By Asia Harris
The Cincinnati Herald
At age 21, Brodmon Drakeford Jr. joined the military becoming a member of the U. S Navy. A native of Cincinnati, Drakeford attended the Academy of World Languages in Evanston and studied zoology at Hughes STEM High School.
His decision to join the Navy was prompted when his father, Brodmon Drakeford Sr., told him he would have to begin to decide on how he would care for himself as a young adult after graduating from high school. Drakeford chose to join the Navy alongside his brother Elijah Drakeford, who had earlier become a sailor.
He is the son of Brodmon Sr. and Paula Drakeford.
Drakeford Sr. describes his son as someone who loves people, and would help people however he could.
Since joining the service nine years ago, he has earned honors for his heroic service. He has earned a Navy and Marine Corps Achievement Medal for his “heroic achievement in the superior performance of his duties while serving” as a Fleet Marine Force corpsman in combat with Company F, Second Law Enforcement Battalion with the second Marine Expeditionary Force, while fighting alongside Marines in Afghanistan during Operation Enduring Freedom.
Just three months into his tour, while conducting a combat patrol, his platoon came under heavy small arms fire. “Drakeford maneuvered across 300 meters of open terrain under fire in order to close with the enemy, causing them to retreat and ultimately end the fire fight,’’ according to the Summary of Action accompanying the award he received in 2013.
“That’s how the infantry trains,’’ he said. “That’s their mission to close in and destroy the enemy. It becomes second nature. You just react.’’
Drakeford also reacted three weeks later when a member of his squad stepped on an improvised explosive device, which instantly amputated both of his legs. Drakeford was knocked down by the explosion.
According to his letter of commendation in 2013, Drakeford suffered a concussion and a ringing in his ears from the blast.
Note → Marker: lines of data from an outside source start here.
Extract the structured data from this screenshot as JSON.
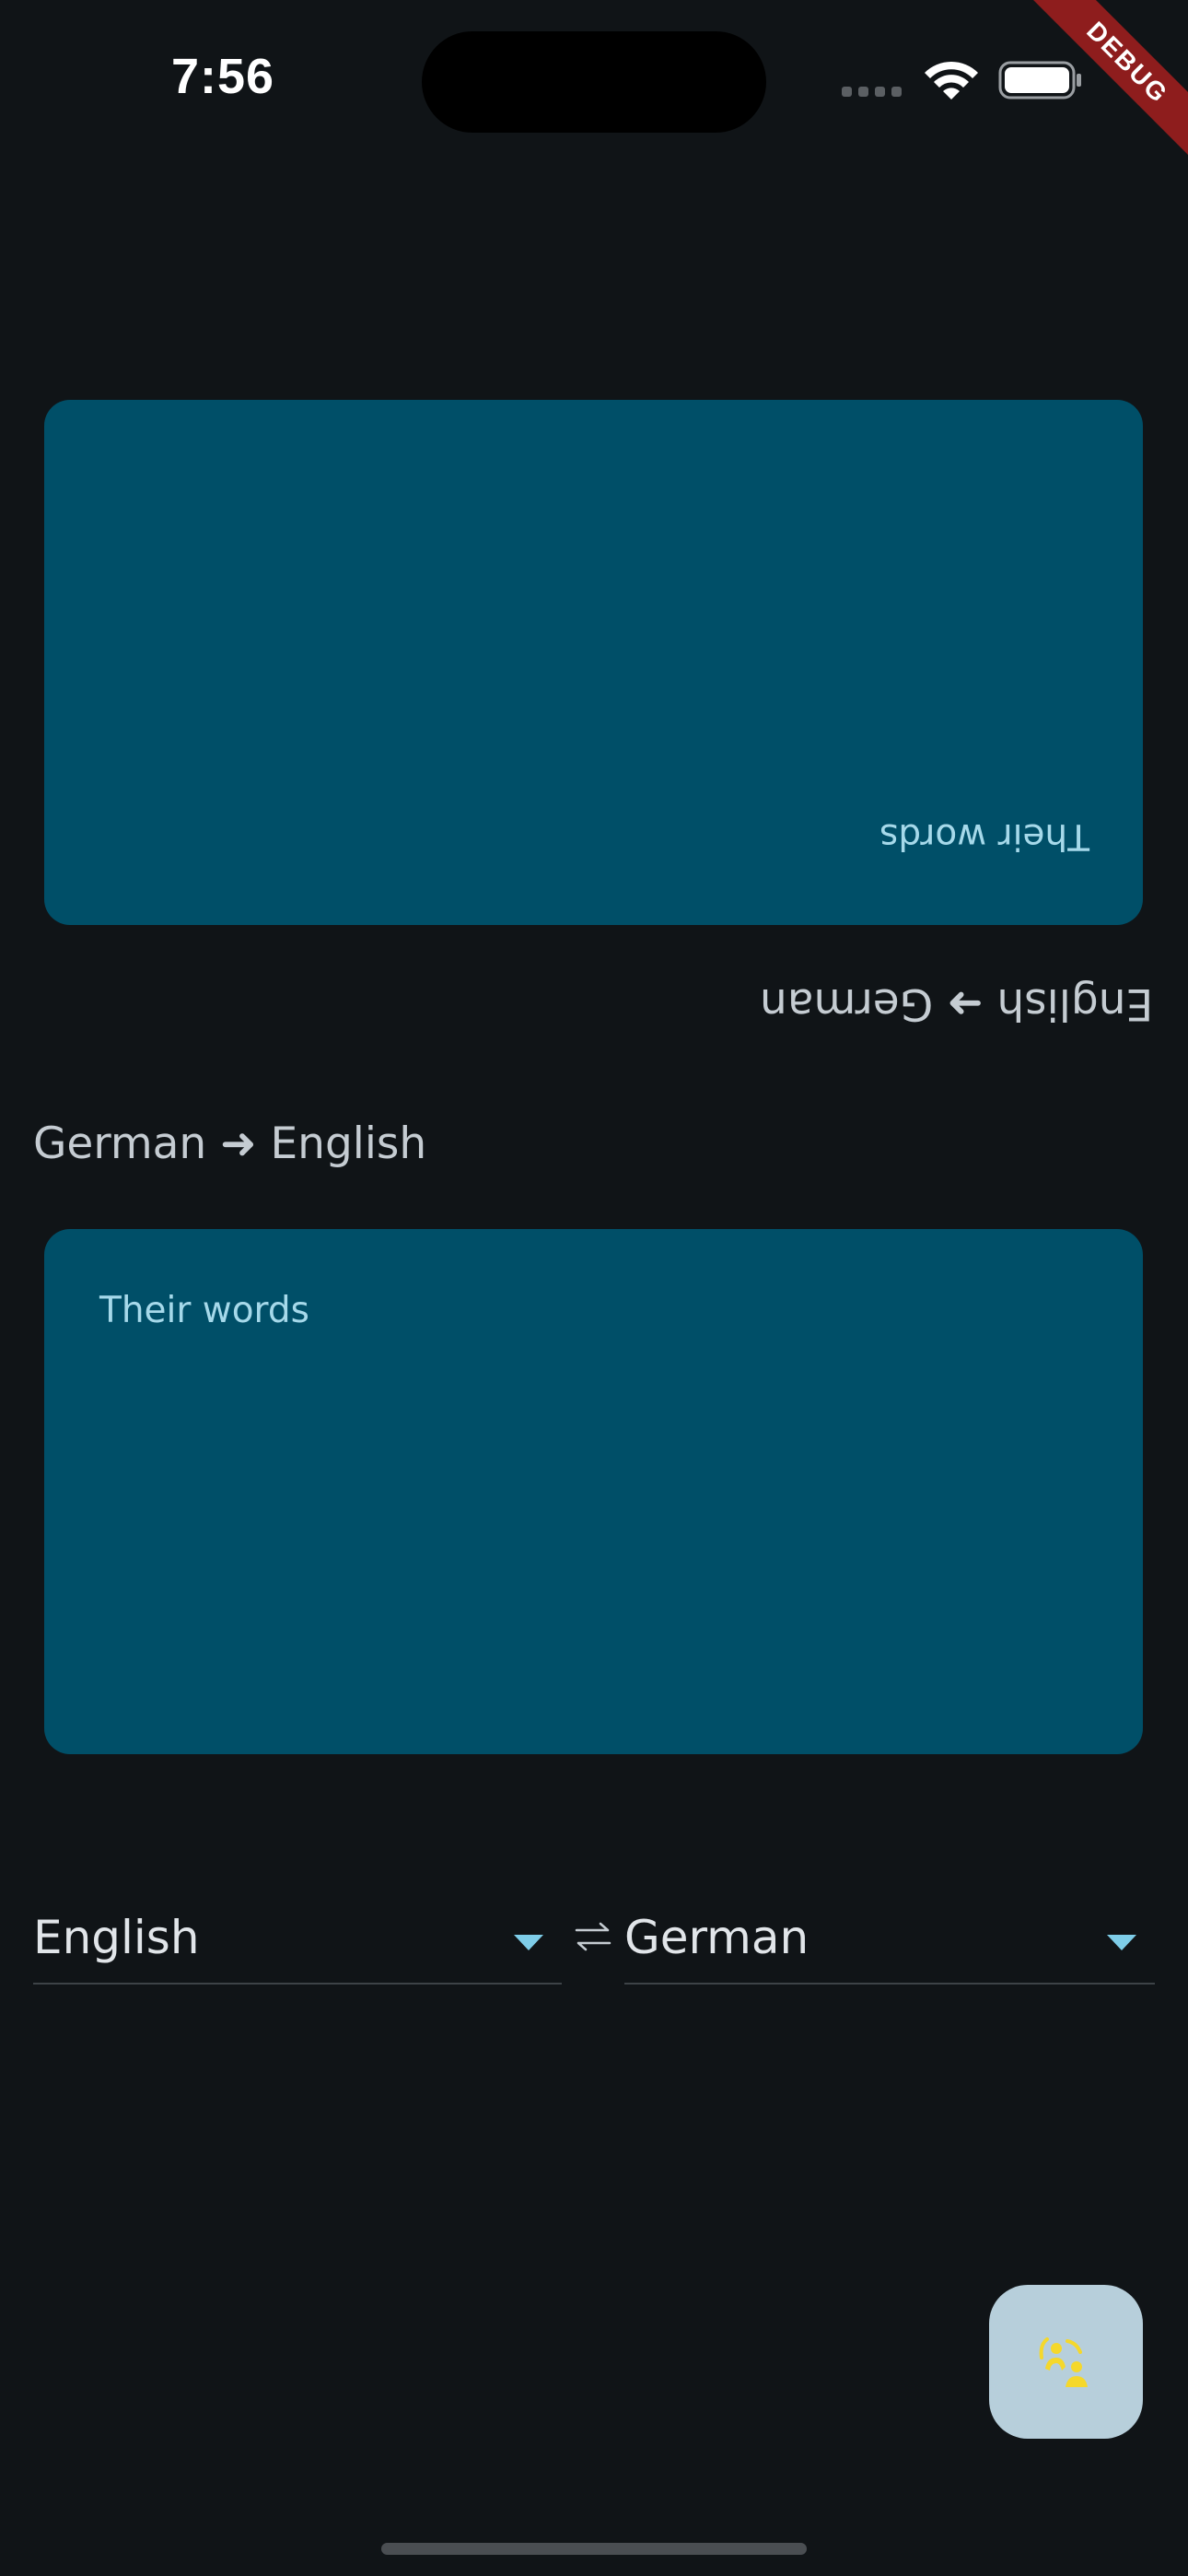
{
  "status_bar": {
    "time": "7:56",
    "debug_banner": "DEBUG"
  },
  "conversation": {
    "top_card": {
      "text": "Their words"
    },
    "top_direction_label": "English ➜ German",
    "bottom_direction_label": "German ➜ English",
    "bottom_card": {
      "text": "Their words"
    }
  },
  "language_selector": {
    "source_language": "English",
    "target_language": "German",
    "swap_icon": "swap-horiz-icon",
    "caret_icon": "arrow-drop-down-icon"
  },
  "fab": {
    "icon": "conversation-icon",
    "icon_color": "#f5d82b"
  },
  "colors": {
    "background": "#101417",
    "card": "#004f68",
    "card_text": "#a6d9ea",
    "accent": "#7ecde8",
    "fab_background": "#b7cfdb"
  }
}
Despite Drakeford’s concussion and confusion, he immediately placed himself in further danger as he tended to his fellow Marine to dress his wounds and administer morphine to alleviate the pain. If Drakeford had not acted so quickly the Marine would not have survived, the commendation states.
Drakeford was deployed in a combat environment with the battalion for six months. Even though he wore a Navy rank, the Marines welcomed him as one of their own, he said.
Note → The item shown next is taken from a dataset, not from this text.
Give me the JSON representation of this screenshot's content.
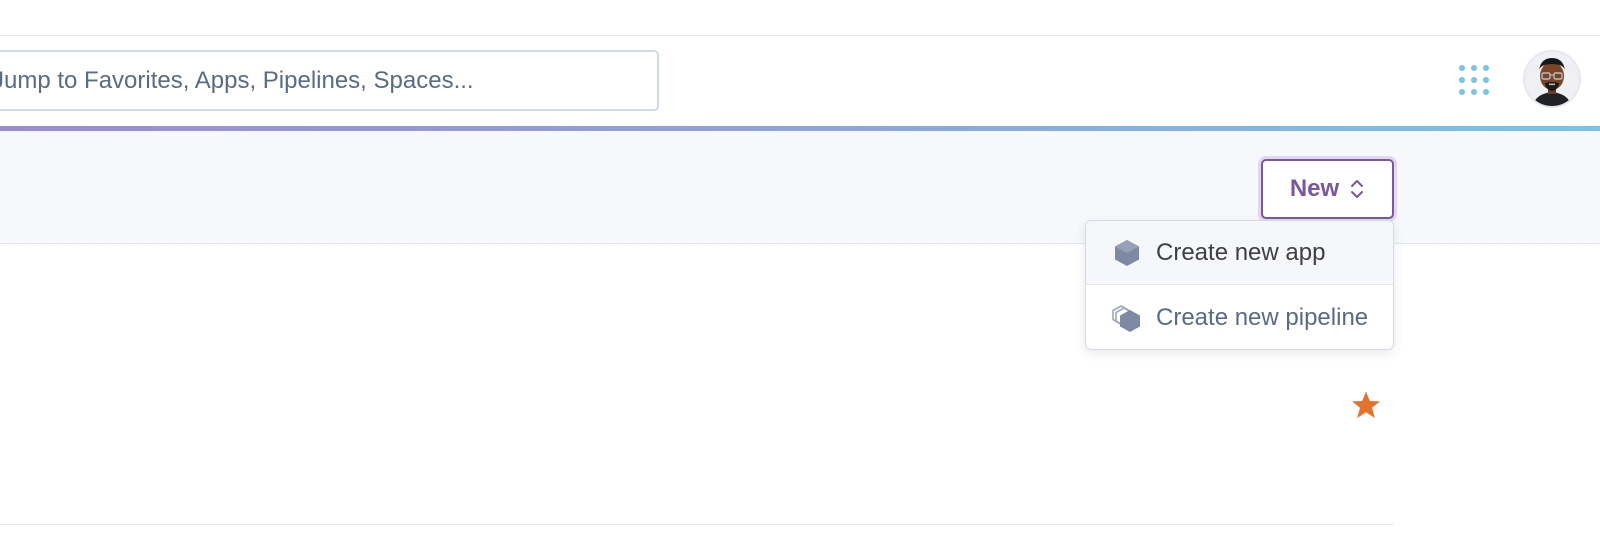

Drakeford said he earned the title “Doc,’’ which means they trusted him. “They know I am pretty good at my job, and that I know how to react and maneuver in a firefight,’’ he said.
Drakeford also has served as the most senior medical person stationed at a patrol base that did not have a medical officer. He also provided treatment to Marines during sick call and provided medical treatment to more than 150 nationals to help gain rapport with the population, the summary states.
Drakeford had been the leading petty officer at Naval Hospital Lemoore’s Deployment Health Department at Naval Air Station in Lemoore, Calif., where he oversaw young medics and officers joining the service. He is now stationed at 1st Battalion 3rd Marine Hospital at Kananoe on the island of Oahu, Hawaii.
Drakeford will soon undergo surgery on his back to relieve injury caused from carrying heavy materials in combat, his father said.
His son’s daring acts were at one time a cause of concern for the family, Drakeford Sr. said. “There were times I was afraid that someone in that uniform would show up at my front door while he was away,’’ he said.
But Drakeford Jr. has survived the hardships of being in battle. His achievements and bravery have allowed him to be promoted to second class petty officer.
Brodmon Drakeford Sr. said his son “doesn’t look at himself as a hero. He feels he was just doing his job for his company.”